Use Rational for peak flow checks at inlets, swales, and pipes. Use Curve Number for storage volume sizing such as rain gardens or soakaways. If unsure, run Both and compare conservative results.
How do I choose rainfall intensity and duration?
Use a local intensity–duration–frequency source if available. Pick a duration near your runoff travel time to the outlet. For quick yard paths, 10–20 minutes is common; for longer drainage lines, test 30–60 minutes.
What Curve Number is reasonable for my yard?
Healthy turf on permeable soil often falls around 61–74. Compacted lawns and mixed surfaces commonly land near 75–86. Impervious patios, roofs, and dense paving are typically 92–98. Adjust upward if puddling persists.

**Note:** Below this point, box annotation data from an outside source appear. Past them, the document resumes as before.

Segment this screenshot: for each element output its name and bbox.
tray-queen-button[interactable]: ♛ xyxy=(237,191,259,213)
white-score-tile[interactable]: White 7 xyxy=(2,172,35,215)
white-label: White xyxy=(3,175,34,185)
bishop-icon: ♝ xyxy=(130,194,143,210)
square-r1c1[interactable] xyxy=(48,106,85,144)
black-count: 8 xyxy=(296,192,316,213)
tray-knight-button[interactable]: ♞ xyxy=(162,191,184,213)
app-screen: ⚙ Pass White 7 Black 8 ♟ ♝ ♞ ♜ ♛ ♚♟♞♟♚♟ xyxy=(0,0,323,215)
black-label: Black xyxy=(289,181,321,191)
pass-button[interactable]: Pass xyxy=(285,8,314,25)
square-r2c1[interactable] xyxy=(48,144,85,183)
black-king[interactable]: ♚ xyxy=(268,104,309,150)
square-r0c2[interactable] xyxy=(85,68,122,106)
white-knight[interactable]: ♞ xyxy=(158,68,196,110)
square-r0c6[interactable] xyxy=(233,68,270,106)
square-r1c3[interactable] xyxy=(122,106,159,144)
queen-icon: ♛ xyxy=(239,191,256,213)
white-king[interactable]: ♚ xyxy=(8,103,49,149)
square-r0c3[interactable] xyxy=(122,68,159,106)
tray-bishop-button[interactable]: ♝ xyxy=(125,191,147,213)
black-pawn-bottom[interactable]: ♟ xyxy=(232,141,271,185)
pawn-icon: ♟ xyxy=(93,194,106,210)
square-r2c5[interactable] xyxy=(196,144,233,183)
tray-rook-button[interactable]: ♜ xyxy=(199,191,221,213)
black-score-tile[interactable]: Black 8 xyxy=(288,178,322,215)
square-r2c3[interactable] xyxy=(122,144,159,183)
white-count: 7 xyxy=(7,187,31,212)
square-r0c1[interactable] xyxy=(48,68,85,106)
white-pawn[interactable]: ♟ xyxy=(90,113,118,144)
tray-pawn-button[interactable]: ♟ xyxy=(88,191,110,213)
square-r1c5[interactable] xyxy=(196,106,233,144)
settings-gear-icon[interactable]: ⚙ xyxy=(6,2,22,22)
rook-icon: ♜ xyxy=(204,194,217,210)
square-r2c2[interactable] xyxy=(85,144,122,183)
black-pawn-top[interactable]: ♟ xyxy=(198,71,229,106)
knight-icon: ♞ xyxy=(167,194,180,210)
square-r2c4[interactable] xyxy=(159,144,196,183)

What does the initial abstraction ratio (λ) change?
λ represents early losses like wetting, interception, and surface storage. Lower λ produces more runoff for the same storm depth; higher λ produces less. Use 0.20 as a standard starting point, then bracket 0.05–0.30 for sensitivity.

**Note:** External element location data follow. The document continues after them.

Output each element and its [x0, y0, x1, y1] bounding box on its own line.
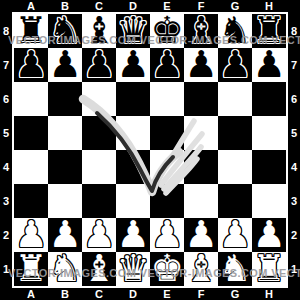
black-pawn: ♟ — [150, 48, 184, 82]
label-2: 2 — [288, 218, 300, 252]
black-pawn: ♟ — [82, 48, 116, 82]
file-labels-top: ABCDEFGH — [14, 0, 286, 12]
square-e5 — [150, 116, 184, 150]
label-B: B — [48, 288, 82, 300]
watermark-text-bottom: VECTOR-IMAGES.COM VECTOR-IMAGES.COM VECT… — [0, 267, 300, 280]
square-e6 — [150, 82, 184, 116]
label-D: D — [116, 288, 150, 300]
square-a6 — [14, 82, 48, 116]
watermark-text-top: VECTOR-IMAGES.COM VECTOR-IMAGES.COM VECT… — [0, 34, 300, 47]
label-A: A — [14, 288, 48, 300]
square-g5 — [218, 116, 252, 150]
label-A: A — [14, 0, 48, 12]
square-e7: ♟ — [150, 48, 184, 82]
square-f5 — [184, 116, 218, 150]
label-6: 6 — [288, 82, 300, 116]
square-f7: ♟ — [184, 48, 218, 82]
square-d7: ♟ — [116, 48, 150, 82]
square-b7: ♟ — [48, 48, 82, 82]
label-4: 4 — [0, 150, 12, 184]
square-d6 — [116, 82, 150, 116]
square-b4 — [48, 150, 82, 184]
label-4: 4 — [288, 150, 300, 184]
label-E: E — [150, 0, 184, 12]
square-b5 — [48, 116, 82, 150]
label-C: C — [82, 0, 116, 12]
label-F: F — [184, 288, 218, 300]
black-pawn: ♟ — [218, 48, 252, 82]
label-F: F — [184, 0, 218, 12]
label-2: 2 — [0, 218, 12, 252]
square-c4 — [82, 150, 116, 184]
square-h7: ♟ — [252, 48, 286, 82]
square-c7: ♟ — [82, 48, 116, 82]
square-g4 — [218, 150, 252, 184]
black-pawn: ♟ — [14, 48, 48, 82]
label-C: C — [82, 288, 116, 300]
label-7: 7 — [288, 48, 300, 82]
rank-labels-right: 87654321 — [288, 14, 300, 286]
black-pawn: ♟ — [252, 48, 286, 82]
square-h6 — [252, 82, 286, 116]
label-5: 5 — [0, 116, 12, 150]
square-f4 — [184, 150, 218, 184]
square-f6 — [184, 82, 218, 116]
label-D: D — [116, 0, 150, 12]
file-labels-bottom: ABCDEFGH — [14, 288, 286, 300]
black-pawn: ♟ — [184, 48, 218, 82]
black-pawn: ♟ — [48, 48, 82, 82]
square-a5 — [14, 116, 48, 150]
square-g7: ♟ — [218, 48, 252, 82]
label-7: 7 — [0, 48, 12, 82]
square-g6 — [218, 82, 252, 116]
square-e4 — [150, 150, 184, 184]
label-3: 3 — [288, 184, 300, 218]
label-6: 6 — [0, 82, 12, 116]
square-h5 — [252, 116, 286, 150]
square-d5 — [116, 116, 150, 150]
black-pawn: ♟ — [116, 48, 150, 82]
square-b6 — [48, 82, 82, 116]
label-E: E — [150, 288, 184, 300]
label-G: G — [218, 0, 252, 12]
square-a7: ♟ — [14, 48, 48, 82]
square-h4 — [252, 150, 286, 184]
label-H: H — [252, 0, 286, 12]
board-grid: ♜♞♝♛♚♝♞♜♟♟♟♟♟♟♟♟♟♟♟♟♟♟♟♟♜♞♝♛♚♝♞♜ — [12, 12, 288, 288]
label-H: H — [252, 288, 286, 300]
label-G: G — [218, 288, 252, 300]
square-c6 — [82, 82, 116, 116]
square-a4 — [14, 150, 48, 184]
chessboard-diagram: ABCDEFGH ABCDEFGH 87654321 87654321 ♜♞♝♛… — [0, 0, 300, 300]
label-5: 5 — [288, 116, 300, 150]
label-B: B — [48, 0, 82, 12]
label-3: 3 — [0, 184, 12, 218]
rank-labels-left: 87654321 — [0, 14, 12, 286]
square-c5 — [82, 116, 116, 150]
square-d4 — [116, 150, 150, 184]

Can I mix metric and imperial inputs?
Keep all inputs in one unit system per run. The calculator converts results consistently, but mixing units can create unrealistic peaks and volumes. If you have mixed-source data, convert area, intensity, and depth before entry.
Are results suitable for final engineering design?
This tool is a planning estimator. Final design should confirm site grading, soil infiltration, downstream constraints, and safety overflow routing. For regulated work, consult local standards and a qualified professional to validate assumptions and sizing.